Una vez dejamos expedita la franja señalada por los expertos, se confeccionó un preciso censo para localizar con absoluta exactitud y precisión a los que iban accediendo a la frontera. Todo quedó reducido a un simple ejercicio de mantenimiento.
Los resultados fueron espectaculares, la sociedad dio un salto adelante en la consecución del estado del bienestar como jamás se había logrado antes en toda la historia de la humanidad. Tan extraordinarios fueron los efectos del plan establecido que el Comité de Sostenibilidad Existencial decidió que había que continuar avanzando en la misma dirección. La mejoría de las condiciones de vida animó a la gente a tener más hijos y el aumento de la pirámide demográfica por la base obligaba a reducirla por la cumbre. Era necesario hacer otro esfuerzo para que no se malograran los éxitos alcanzados. Se planificó una exigente agenda de trabajos, se organizaron numerosos encuentros, se analizaron múltiples alternativas, se estudiaron a conciencia las diferentes posibilidades y se compararon infinitas proyecciones. No se escatimó en medios, se contó con la participación de los más eminentes economistas, matemáticos y físicos, incluso se invitó a varios premios Nobel a participar en los debates. Ayudó mucho el hecho de que la mayoría de los líderes mundiales tenía menos de 30 años. La conclusión de los expertos fue que había establecer el límite en los 75.
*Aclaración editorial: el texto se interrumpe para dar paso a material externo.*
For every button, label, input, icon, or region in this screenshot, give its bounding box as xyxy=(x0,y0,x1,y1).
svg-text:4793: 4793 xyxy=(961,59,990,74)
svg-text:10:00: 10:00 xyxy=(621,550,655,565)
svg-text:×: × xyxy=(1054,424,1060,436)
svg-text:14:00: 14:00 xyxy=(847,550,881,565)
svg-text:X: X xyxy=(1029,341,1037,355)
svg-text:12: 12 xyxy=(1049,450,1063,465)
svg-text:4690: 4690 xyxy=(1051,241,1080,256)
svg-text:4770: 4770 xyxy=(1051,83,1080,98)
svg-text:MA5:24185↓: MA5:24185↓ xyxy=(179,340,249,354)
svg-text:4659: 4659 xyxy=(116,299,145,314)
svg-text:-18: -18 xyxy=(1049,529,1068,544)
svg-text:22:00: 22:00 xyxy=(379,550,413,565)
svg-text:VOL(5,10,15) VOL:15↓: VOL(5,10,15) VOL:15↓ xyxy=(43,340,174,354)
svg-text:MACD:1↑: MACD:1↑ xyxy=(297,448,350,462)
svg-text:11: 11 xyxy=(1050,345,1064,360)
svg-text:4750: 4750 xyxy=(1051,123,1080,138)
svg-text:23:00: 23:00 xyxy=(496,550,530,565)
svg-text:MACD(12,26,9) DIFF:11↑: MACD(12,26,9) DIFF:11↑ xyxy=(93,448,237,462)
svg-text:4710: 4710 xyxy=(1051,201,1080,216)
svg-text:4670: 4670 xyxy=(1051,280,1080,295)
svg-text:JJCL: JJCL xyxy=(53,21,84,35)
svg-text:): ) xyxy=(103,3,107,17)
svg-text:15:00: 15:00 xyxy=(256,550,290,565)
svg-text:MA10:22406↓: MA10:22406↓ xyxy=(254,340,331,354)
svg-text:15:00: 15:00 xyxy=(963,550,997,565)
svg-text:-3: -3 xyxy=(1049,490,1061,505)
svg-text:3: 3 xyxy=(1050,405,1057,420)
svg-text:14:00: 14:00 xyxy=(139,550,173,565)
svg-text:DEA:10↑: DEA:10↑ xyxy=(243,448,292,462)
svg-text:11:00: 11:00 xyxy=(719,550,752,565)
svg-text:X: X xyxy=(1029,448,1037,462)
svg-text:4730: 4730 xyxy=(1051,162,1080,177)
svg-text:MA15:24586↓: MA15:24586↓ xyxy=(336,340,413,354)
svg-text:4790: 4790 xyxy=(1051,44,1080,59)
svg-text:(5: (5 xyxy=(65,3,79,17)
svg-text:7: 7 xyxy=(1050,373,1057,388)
Después se rebajó a 62, y en la última revisión se fijó en 50.
Gracias a estas medidas la humanidad está viviendo una época esplendorosa. Nunca antes se habían alcanzado niveles de bienestar similares a los que disfruta en la actualidad. Me siento muy orgulloso de haber contribuido con mi trabajo a este estado de cosas.
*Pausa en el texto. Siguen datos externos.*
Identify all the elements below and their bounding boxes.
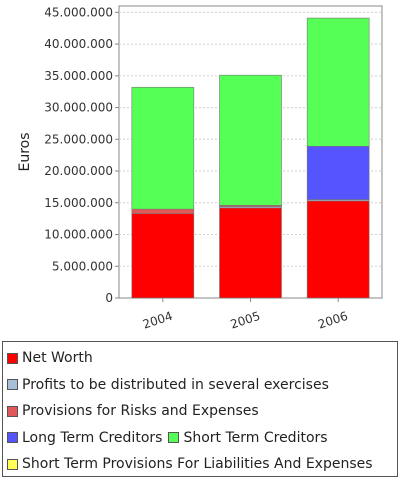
legend-item: Profits to be distributed in several exe… <box>7 377 329 393</box>
legend-item: Provisions for Risks and Expenses <box>7 403 259 419</box>
bar-segment <box>219 74 282 206</box>
legend-item: Short Term Creditors <box>168 429 328 446</box>
legend-label: Net Worth <box>22 350 93 366</box>
legend-row: Provisions for Risks and Expenses <box>7 401 265 421</box>
x-tick-label: 2006 <box>316 309 349 332</box>
stacked-bar-chart: 0 5.000.000 10.000.000 15.000.000 20.000.000… <box>17 5 383 332</box>
legend-swatch <box>168 432 180 443</box>
y-tick-label: 20.000.000 <box>44 164 113 178</box>
legend-label: Provisions for Risks and Expenses <box>22 403 259 419</box>
legend-row: Profits to be distributed in several exe… <box>7 375 335 395</box>
x-tick-label: 2004 <box>141 309 174 332</box>
legend-label: Short Term Provisions For Liabilities An… <box>22 456 373 472</box>
y-tick-label: 45.000.000 <box>44 5 113 19</box>
legend-row: Long Term Creditors Short Term Creditors <box>7 428 334 448</box>
bar-segment <box>306 200 370 299</box>
legend-swatch <box>7 379 18 390</box>
legend-swatch <box>7 352 18 364</box>
legend-row: Net Worth <box>7 348 99 368</box>
y-tick-label: 30.000.000 <box>44 101 113 115</box>
chart-legend: Net Worth Profits to be distributed in se… <box>2 341 398 477</box>
y-tick-label: 10.000.000 <box>44 228 113 242</box>
bar-segment <box>131 208 195 214</box>
legend-label: Long Term Creditors <box>22 429 163 446</box>
legend-row: Short Term Provisions For Liabilities An… <box>7 454 379 474</box>
x-tick-label: 2005 <box>229 309 262 332</box>
legend-item: Long Term Creditors <box>7 430 162 446</box>
chart-area: 0 5.000.000 10.000.000 15.000.000 20.000.000… <box>17 5 383 332</box>
bar-segment <box>131 86 195 210</box>
legend-swatch <box>7 458 18 470</box>
legend-item: Net Worth <box>7 350 93 366</box>
y-axis-label: Euros <box>17 132 33 171</box>
y-tick-label: 15.000.000 <box>44 196 113 210</box>
y-tick-label: 25.000.000 <box>44 132 113 146</box>
legend-swatch <box>7 405 18 417</box>
legend-item: Short Term Provisions For Liabilities An… <box>7 456 373 472</box>
y-tick-label: 40.000.000 <box>44 37 113 51</box>
legend-swatch <box>7 432 18 443</box>
bar-segment <box>306 17 370 147</box>
y-tick-label: 0 <box>105 291 113 305</box>
bar-segment <box>219 207 282 299</box>
legend-label: Profits to be distributed in several exe… <box>22 376 329 393</box>
bar-segment <box>131 213 195 299</box>
y-tick-label: 35.000.000 <box>44 69 113 83</box>
legend-label: Short Term Creditors <box>183 429 328 446</box>
bar-segment <box>306 145 370 200</box>
y-tick-label: 5.000.000 <box>52 259 113 273</box>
Y ahora me voy a preparar para mi viaje. Debo confesar que en un momento de debilidad se me pasó por la cabeza la idea de intentar escapar, pero pronto la rechacé, sé que es inútil. Mis compañeros son implacables y me encontrarían rápidamente. Los aguardo con serenidad, saben que es mi cumpleaños y no tardarán en venir a buscarme para acompañarme al Centro de Tránsito.